| AVS 64th International Symposium & Exhibition | |
| Surface Science Division | Tuesday Sessions |
| Session SS-TuP |
| Session: | Surface Science Poster Session |
| Presenter: | Zhejun Zhang, University of Illinois at Urbana-Champaign |
| Authors: | Z. Zhang, University of Illinois at Urbana-Champaign E. Mohimi, University of Illinois at Urbana-Champaign T.K. Talukdar, University of Illinois at Urbana-Champaign G.S. Girolami, University of Illinois at Urbana-Champaign J.R. Abelson, University of Illinois at Urbana-Champaign |
| Correspondent: | Click to Email |
A major challenge in nanoscale device fabrication is to fill a deep via or trench with material without leaving a low density ‘seam’ along the centerline.
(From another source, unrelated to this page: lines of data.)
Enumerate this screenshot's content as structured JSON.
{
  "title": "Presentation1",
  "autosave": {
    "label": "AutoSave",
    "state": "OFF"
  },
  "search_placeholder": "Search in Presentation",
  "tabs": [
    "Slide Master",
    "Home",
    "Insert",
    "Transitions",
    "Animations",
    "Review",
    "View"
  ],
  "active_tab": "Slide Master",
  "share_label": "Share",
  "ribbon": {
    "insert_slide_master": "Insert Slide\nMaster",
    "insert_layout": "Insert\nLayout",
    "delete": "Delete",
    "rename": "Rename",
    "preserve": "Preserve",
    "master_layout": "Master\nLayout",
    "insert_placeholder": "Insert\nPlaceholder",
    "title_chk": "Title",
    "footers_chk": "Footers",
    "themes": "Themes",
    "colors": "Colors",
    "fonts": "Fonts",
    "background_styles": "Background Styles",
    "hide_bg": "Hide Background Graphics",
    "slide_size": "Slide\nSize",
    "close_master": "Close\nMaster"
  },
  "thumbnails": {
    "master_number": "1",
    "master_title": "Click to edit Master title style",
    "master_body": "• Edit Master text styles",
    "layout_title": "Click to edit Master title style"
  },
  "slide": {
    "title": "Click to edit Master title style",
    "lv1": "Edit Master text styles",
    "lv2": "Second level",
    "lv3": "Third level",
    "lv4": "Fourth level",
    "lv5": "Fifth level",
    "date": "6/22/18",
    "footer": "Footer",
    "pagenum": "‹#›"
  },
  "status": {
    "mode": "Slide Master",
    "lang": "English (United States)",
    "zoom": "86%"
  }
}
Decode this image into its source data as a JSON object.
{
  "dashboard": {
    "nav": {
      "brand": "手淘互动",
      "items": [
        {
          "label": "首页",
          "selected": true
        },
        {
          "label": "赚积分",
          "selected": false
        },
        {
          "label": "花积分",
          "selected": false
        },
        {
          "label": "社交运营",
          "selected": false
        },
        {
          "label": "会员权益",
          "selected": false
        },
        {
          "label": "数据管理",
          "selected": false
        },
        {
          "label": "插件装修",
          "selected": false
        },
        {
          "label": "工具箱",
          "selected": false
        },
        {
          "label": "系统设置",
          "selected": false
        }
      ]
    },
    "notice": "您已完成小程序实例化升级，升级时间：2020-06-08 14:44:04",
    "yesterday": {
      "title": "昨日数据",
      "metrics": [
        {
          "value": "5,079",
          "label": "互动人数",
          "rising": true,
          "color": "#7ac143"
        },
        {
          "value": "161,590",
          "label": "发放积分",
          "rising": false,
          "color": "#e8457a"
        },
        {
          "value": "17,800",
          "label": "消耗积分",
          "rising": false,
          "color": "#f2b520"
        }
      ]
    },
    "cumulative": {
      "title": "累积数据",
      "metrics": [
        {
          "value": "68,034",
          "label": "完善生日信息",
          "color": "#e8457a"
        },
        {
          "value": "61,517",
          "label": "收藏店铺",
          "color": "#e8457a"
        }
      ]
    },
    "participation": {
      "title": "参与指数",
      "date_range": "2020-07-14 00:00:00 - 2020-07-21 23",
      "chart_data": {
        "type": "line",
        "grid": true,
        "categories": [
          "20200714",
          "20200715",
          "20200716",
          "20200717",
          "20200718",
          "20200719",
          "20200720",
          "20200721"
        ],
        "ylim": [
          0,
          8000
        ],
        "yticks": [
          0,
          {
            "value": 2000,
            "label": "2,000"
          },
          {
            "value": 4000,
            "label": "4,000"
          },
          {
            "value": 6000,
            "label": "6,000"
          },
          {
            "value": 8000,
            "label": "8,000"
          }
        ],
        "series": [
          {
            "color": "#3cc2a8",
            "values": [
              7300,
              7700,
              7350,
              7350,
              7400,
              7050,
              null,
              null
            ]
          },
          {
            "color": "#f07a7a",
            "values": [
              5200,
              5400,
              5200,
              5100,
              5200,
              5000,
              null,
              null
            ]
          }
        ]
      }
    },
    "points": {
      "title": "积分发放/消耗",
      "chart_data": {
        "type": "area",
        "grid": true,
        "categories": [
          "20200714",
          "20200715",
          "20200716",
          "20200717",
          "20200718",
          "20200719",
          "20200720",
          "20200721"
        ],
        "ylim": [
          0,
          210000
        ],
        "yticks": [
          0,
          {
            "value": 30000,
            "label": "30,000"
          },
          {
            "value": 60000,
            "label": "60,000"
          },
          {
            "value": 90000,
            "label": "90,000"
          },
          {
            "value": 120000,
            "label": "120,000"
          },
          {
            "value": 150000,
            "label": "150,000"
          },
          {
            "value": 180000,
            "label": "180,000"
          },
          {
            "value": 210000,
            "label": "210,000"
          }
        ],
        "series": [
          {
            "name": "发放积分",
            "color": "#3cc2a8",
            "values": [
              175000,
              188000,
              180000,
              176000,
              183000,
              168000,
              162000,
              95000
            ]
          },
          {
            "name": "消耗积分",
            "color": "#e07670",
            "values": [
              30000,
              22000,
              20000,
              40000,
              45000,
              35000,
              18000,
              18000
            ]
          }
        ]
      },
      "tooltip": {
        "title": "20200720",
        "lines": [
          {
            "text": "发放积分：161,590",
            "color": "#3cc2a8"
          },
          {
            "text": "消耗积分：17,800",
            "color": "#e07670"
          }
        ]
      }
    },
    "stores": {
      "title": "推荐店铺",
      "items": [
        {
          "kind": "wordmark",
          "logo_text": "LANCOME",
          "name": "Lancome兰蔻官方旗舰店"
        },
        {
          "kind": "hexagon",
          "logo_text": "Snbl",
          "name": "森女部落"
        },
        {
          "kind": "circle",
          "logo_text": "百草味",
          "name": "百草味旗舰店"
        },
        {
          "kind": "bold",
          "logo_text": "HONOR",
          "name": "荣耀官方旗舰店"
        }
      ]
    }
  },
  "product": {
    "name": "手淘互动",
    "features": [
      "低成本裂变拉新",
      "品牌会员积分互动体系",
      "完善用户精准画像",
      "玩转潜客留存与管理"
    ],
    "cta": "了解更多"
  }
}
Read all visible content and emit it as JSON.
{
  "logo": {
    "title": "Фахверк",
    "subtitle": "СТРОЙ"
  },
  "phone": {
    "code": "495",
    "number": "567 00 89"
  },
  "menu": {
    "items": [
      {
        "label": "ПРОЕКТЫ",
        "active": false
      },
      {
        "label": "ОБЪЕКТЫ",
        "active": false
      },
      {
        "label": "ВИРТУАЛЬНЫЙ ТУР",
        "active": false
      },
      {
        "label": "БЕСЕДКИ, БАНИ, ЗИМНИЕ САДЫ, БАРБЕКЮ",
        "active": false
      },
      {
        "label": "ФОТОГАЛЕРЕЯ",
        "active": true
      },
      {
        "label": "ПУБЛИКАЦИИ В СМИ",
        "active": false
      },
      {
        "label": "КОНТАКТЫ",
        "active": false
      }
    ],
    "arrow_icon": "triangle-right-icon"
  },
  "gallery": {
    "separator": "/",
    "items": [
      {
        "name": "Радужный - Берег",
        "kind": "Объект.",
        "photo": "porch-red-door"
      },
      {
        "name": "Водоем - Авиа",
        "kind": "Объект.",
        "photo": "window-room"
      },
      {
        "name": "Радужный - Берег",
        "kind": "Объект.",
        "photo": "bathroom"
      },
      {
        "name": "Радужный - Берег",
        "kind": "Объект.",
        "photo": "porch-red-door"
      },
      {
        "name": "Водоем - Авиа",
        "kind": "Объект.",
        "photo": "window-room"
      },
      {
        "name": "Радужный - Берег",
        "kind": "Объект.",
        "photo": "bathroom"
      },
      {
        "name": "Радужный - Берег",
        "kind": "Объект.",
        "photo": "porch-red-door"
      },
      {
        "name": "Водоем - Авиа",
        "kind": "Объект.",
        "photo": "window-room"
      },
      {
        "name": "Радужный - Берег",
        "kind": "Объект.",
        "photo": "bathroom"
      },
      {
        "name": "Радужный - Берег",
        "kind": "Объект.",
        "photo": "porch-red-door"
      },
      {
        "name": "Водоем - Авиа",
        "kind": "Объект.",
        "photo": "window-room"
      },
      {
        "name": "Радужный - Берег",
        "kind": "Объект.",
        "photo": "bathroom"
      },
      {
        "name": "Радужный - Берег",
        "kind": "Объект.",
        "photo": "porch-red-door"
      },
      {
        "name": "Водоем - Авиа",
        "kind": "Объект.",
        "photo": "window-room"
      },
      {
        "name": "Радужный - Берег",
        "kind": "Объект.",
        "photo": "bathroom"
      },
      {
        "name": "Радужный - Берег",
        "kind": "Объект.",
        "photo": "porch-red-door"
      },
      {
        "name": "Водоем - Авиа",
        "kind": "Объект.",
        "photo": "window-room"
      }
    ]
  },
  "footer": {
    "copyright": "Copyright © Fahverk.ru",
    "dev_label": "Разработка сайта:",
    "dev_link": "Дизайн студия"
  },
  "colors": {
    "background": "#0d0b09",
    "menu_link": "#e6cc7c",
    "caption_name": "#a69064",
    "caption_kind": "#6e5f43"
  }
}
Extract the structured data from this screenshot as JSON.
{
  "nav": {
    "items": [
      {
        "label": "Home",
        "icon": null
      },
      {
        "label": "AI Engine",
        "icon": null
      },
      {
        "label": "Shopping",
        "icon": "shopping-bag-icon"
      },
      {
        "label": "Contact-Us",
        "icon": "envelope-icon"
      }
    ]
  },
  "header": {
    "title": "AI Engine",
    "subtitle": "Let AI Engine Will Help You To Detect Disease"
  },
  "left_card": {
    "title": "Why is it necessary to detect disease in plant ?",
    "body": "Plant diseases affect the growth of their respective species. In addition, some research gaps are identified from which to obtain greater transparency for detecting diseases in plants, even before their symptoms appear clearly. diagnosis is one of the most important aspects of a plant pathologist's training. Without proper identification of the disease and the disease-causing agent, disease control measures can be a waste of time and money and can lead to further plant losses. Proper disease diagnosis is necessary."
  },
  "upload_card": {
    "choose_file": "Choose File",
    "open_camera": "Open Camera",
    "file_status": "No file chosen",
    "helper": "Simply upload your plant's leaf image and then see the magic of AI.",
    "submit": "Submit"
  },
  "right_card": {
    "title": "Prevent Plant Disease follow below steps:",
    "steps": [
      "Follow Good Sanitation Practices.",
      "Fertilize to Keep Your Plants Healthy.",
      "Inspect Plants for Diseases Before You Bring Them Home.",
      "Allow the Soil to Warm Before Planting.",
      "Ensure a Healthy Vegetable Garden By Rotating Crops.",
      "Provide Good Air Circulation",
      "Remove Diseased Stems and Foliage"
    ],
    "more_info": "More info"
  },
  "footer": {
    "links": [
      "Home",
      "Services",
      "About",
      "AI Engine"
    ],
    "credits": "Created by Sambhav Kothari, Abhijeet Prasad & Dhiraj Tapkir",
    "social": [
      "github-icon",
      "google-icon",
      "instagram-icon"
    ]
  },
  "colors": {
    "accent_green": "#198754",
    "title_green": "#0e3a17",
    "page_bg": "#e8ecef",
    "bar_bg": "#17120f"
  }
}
We previously demonstrated two variants of low temperature chemical vapor deposition (CVD) that afford superconformal coating, in which film growth is faster deep in the feature that near to the opening. This affords a ‘V’ shaped coating profile, and as deposition proceeds, the apex of the V moves upwards until the feature is completely filled. Our first method, suitable for the growth of metallic films such as CrB2, involves the use of a highly reactive inhibitor, such as H atoms, in conjunction with the CVD precursor to suppress the growth rate in the upper portion of the feature. Our second method, suitable for dielectric deposition such as MgO, takes advantage of the intrinsic competition between two reactants, such as the precursor and water, on the film growth surface for adsorption sites. In both cases, the kinetic results are successfully modeled using Langmuir-Hinshelwood (LH) adsorption theory in combination with molecular transport of the reactants inside the feature.
In this interpretation, the suppression of film growth rate corresponds to a situation in which a significant fraction of the surface binding sites are occupied (blocked) by a species that does not lead to film growth, either the inhibitor in the first case or an excess of one reactant in the second case. However, we have not had any direct proof of this assumed mechanism. To obtain direct insight, we have implemented reflection FTIR spectroscopy in order to measure the surface coverage in adsorbates in real time during film growth. This is very challenging experimentally, however, the use of a thin dielectric on metal substrate at high angle of incidence provides enough signal enhancement in p-polarization to observe sub-monolayer coverages. In addition, the intrinsic cancellation of the absorption signal in s-polarization means that the contribution of gas phase absorption can be cancelled out by subtraction of the p and s signals.
We report the absorption competition for surface sites for the growth of MgO and HfO2 by low temperature CVD, and we compare the measurements with the range of values estimated from LH theory in view of the molecular fluxes to the surface and the measured film growth rates. As expected, the data reveal surprises such as a low total surface coverage in adsorbates even under competitive kinetics, indicating that the density of binding sites is significantly smaller than the geometric density of sites for these oxides.